Histoire

Lieu historique national York Factory

Cette peinture illustre un grand bâtiment blanc duquel se dresse un drapeau blanc traversé d’une épaisse croix bleue. Il y a de petits bâtiments à l’arrière-plan et un quai à droite de la peinture. 
York Factory, 1770s par Samuel Hearne
© Hudson's Bay Co. Archives, Provincial Archives of Manitoba / graveur: Wise 1797 / HBCA P-228 (N8317)
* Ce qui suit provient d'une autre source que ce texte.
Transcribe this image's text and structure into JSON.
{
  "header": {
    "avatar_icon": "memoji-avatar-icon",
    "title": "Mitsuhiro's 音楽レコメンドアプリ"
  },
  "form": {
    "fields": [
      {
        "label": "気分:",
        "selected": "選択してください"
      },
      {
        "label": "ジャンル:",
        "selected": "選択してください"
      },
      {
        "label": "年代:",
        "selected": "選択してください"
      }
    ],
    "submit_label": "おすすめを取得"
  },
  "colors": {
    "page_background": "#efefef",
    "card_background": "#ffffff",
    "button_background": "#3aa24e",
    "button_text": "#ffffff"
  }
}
Entre 1684 et sa fermeture 273 ans plus tard, soit en 1957, York Factory a fait office de poste de traite, de point de distribution et de centre administratif d'un vaste réseau de postes de traite dispersés dans l'Ouest. De 1812 à la fin des années 1850, York Factory était aussi le principal point d'entrée des immigrants dans l'Ouest du Canada.

York Factory était l'un des maillons de la chaîne de postes de traite des fourrures établis à la fin du XVIIe siècle aux abords de la baie d'Hudson par la Company of Adventurers of England Trading into the Hudson's Bay (aujourd'hui « Compagnie de la Baie d'Hudson »). En fait, la Compagnie avait essayé dès 1670 d'établir un poste à l'embouchure du fleuve Nelson, mais des vents violents avaient empêché le navire d'accoster et l'équipage avait fait demi-tour pour retourner en Angleterre. En 1682, cependant, trois groupes de marchands de Nouvelle-Angleterre, d'Angleterre et de France avaient établi une série de forts dans la région de la rivière Hayes et du fleuve Nelson et se livraient une concurrence serrée pour avoir le monopole sur le territoire et la traite des fourrures à l'ouest de la baie d'Hudson. Ainsi, en 1684, la Compagnie de la Baie d'Hudson (CBH) construisit le fort York sur la rive nord de la rivière Hayes, huit kilomètres en amont de la baie.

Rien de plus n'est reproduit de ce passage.